- Bethel, E Wes;
- Loring, Burlen;
- Ayachit, Utkarsh;
- Duque, Earl PN;
- Ferrier, Nicola;
- Insley, Joseph;
- Gu, Junmin;
- Kress, James;
- O’Leary, Patrick;
- Pugmire, Dave;
- Rizzi, Silvio;
- Thompson, David;
- Usher, Will;
- Weber, Gunther H;
- Whitlock, Brad;
- Wolf, Matthew;
- Wu, Kesheng
In high-performance parallel in situ processing, the term in transit processing refers to those configurations where data must move from a producer to a consumer that runs on separate resources. In the context of parallel and distributed computing on an HPC platform one of the central challenges is to determine a mapping of data from producer ranks to consumer ranks. This problem is complicated by the heterogeneity that arises in producer-consumer pairs, such as when producer and consumer codes have different levels of concurrency, different scaling characteristics, or different data models. The resulting mapping and movement of data from M producer to N consumer ranks can have a significant impact on aggregate application performance, particularly when the data consumer requires only a subset of the overall data for its task. This chapter focuses on the design considerations that underlie SENSEI’s implementation to this challenging problem. These design considerations extend the core SENSEI architecture and include ideas like the need to accommodate flexibility in the choice of different partitioning methods, the ability for a data consumer to request and receive only the subset of data needed for its particular operation, and the ability to leverage any of several different data transport tools.

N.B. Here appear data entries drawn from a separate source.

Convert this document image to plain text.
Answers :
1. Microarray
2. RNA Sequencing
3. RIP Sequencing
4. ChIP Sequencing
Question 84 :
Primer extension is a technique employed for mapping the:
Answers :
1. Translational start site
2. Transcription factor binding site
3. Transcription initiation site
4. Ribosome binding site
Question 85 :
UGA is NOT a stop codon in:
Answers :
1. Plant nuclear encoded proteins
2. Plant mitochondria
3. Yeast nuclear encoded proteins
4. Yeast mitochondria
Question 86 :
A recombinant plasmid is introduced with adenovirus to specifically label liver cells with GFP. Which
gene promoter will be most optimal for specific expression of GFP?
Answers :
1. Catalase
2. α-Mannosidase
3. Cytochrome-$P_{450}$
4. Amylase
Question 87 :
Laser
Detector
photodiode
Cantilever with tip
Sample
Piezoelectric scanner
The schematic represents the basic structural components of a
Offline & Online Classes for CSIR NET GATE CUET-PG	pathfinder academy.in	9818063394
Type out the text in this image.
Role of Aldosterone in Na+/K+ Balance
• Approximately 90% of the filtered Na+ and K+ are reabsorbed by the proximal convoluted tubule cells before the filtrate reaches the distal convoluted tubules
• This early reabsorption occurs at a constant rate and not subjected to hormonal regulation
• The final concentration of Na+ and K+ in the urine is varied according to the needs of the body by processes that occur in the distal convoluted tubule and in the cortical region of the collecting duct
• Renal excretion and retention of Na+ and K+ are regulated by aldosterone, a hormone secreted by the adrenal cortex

The idea of proximity portability, being able to use different data transport methods as part of an in transit workflow, is illustrated through the use of three different transport layers where switching from one transport tool to another is accomplished with only a configuration file change. The chapter also includes a performance analysis summary showing the performance gains that are possible in terms of multiple metrics, such as memory footprint, time to solution, and amount of data moved, when using optimized partitioners in an in transit setting, gains that are made possible by the implementation shaped by specific design considerations.